On aurait aimé vous parler. On aurait aimé vous offrir quelque chose.

Le rédacteur en chef du Babillard (qui écrit ces lignes) a essayé. Mais que dire ? Rien ne semble convenir, tant on se sent mal.

Nos pensées vont à ceux qui étaient sur place, à ceux qui ont perdu des proches, des amis, à ceux qui sont blessés, à ceux qui sont près des blessés, à ceux, aussi, qui sont sans nouvelles des leurs.

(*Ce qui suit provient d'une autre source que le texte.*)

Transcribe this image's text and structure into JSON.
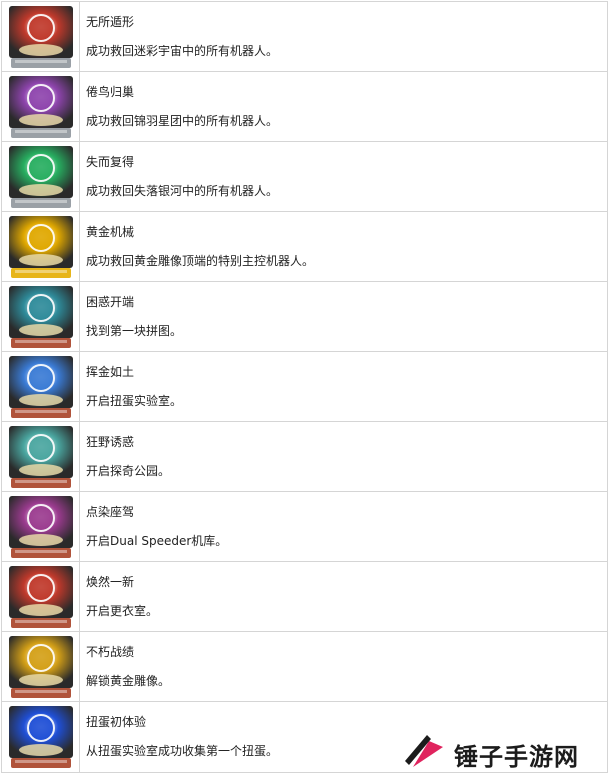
{
  "trophies": [
    {
      "title": "无所遁形",
      "description": "成功救回迷彩宇宙中的所有机器人。",
      "icon": "galaxy-trophy-icon",
      "color": "#c0392b",
      "grade": "silver"
    },
    {
      "title": "倦鸟归巢",
      "description": "成功救回锦羽星团中的所有机器人。",
      "icon": "galaxy-trophy-icon",
      "color": "#8e44ad",
      "grade": "silver"
    },
    {
      "title": "失而复得",
      "description": "成功救回失落银河中的所有机器人。",
      "icon": "galaxy-trophy-icon",
      "color": "#27ae60",
      "grade": "silver"
    },
    {
      "title": "黄金机械",
      "description": "成功救回黄金雕像顶端的特别主控机器人。",
      "icon": "golden-robot-trophy-icon",
      "color": "#e0a800",
      "grade": "gold"
    },
    {
      "title": "困惑开端",
      "description": "找到第一块拼图。",
      "icon": "puzzle-trophy-icon",
      "color": "#2e8b9a",
      "grade": "bronze"
    },
    {
      "title": "挥金如土",
      "description": "开启扭蛋实验室。",
      "icon": "gacha-lab-trophy-icon",
      "color": "#3a7bd5",
      "grade": "bronze"
    },
    {
      "title": "狂野诱惑",
      "description": "开启探奇公园。",
      "icon": "elephant-trophy-icon",
      "color": "#4aa6a0",
      "grade": "bronze"
    },
    {
      "title": "点染座驾",
      "description": "开启Dual Speeder机库。",
      "icon": "hangar-trophy-icon",
      "color": "#9b3b8f",
      "grade": "bronze"
    },
    {
      "title": "焕然一新",
      "description": "开启更衣室。",
      "icon": "changing-room-trophy-icon",
      "color": "#c0392b",
      "grade": "bronze"
    },
    {
      "title": "不朽战绩",
      "description": "解锁黄金雕像。",
      "icon": "golden-statue-trophy-icon",
      "color": "#d4a017",
      "grade": "bronze"
    },
    {
      "title": "扭蛋初体验",
      "description": "从扭蛋实验室成功收集第一个扭蛋。",
      "icon": "playstation-capsule-trophy-icon",
      "color": "#1f4fd6",
      "grade": "bronze"
    }
  ],
  "watermark": {
    "text": "锤子手游网",
    "icon": "hammer-logo-icon",
    "accent": "#e0245e"
  }
}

On vous offre en guise de compensation, quelques citations. Dans La Ballade de Lila K, roman de Blandine Le Callet, le personnage principal apprend par cœur des poèmes sans vraiment les comprendre toujours ni comprendre pourquoi — « tu comprendras plus tard », lui dit-on — et finit par avoir la révélation : ils éclairent son monde, ils éclairent sa compréhension du monde et de ses propres émotions.

« Un pays comme le notre n'a pas le droit de mettre son moral en veilleuse. Il faut qu'il continue à vivre, s'il a vraiment le désir de survivre. » — Sacha Guitry, Ils étaient neuf célibataires (1939).

« Mais en fin de compte, peut-être étaient-ils plus sages que moi, tous ces amis viennois, parce qu’ils ne souffraient que quand le malheur était réellement là, alors que j’en souffrais à l’avance en imagination et une seconde fois quand il avait lieu. »
»Aber vielleicht waren sie im letzten Sinne weiser als ich, all diese Freunde in Wien, weil sie alles erst erlitten, als es wirklich geschah, indes ich das Unheil im voraus schon phantasiehaft erlitt und im Geschehen dann noch ein zweitesmal.«

Stefan Zweig, Le Monde d’hier / Die Welt von Gestern (1942).

« La vie doit continuer. Peu importe les larmes, la douleur, l’indicible. On n’oublie rien, on y pense. Tout n’est pas parfait, tout n’est pas d’équerre. Bien sûr. Mais on ne rajoutera pas l’inhumanité à l’horreur. » — Sandrine Goyevaerts (2015).

« Nos culs doivent être l’emblème de la paix. »
Unsre arsch sollen die friedens=zeichen seÿn!
— Wolfgang Amadeus Mozart, lettre du 28 février 1778.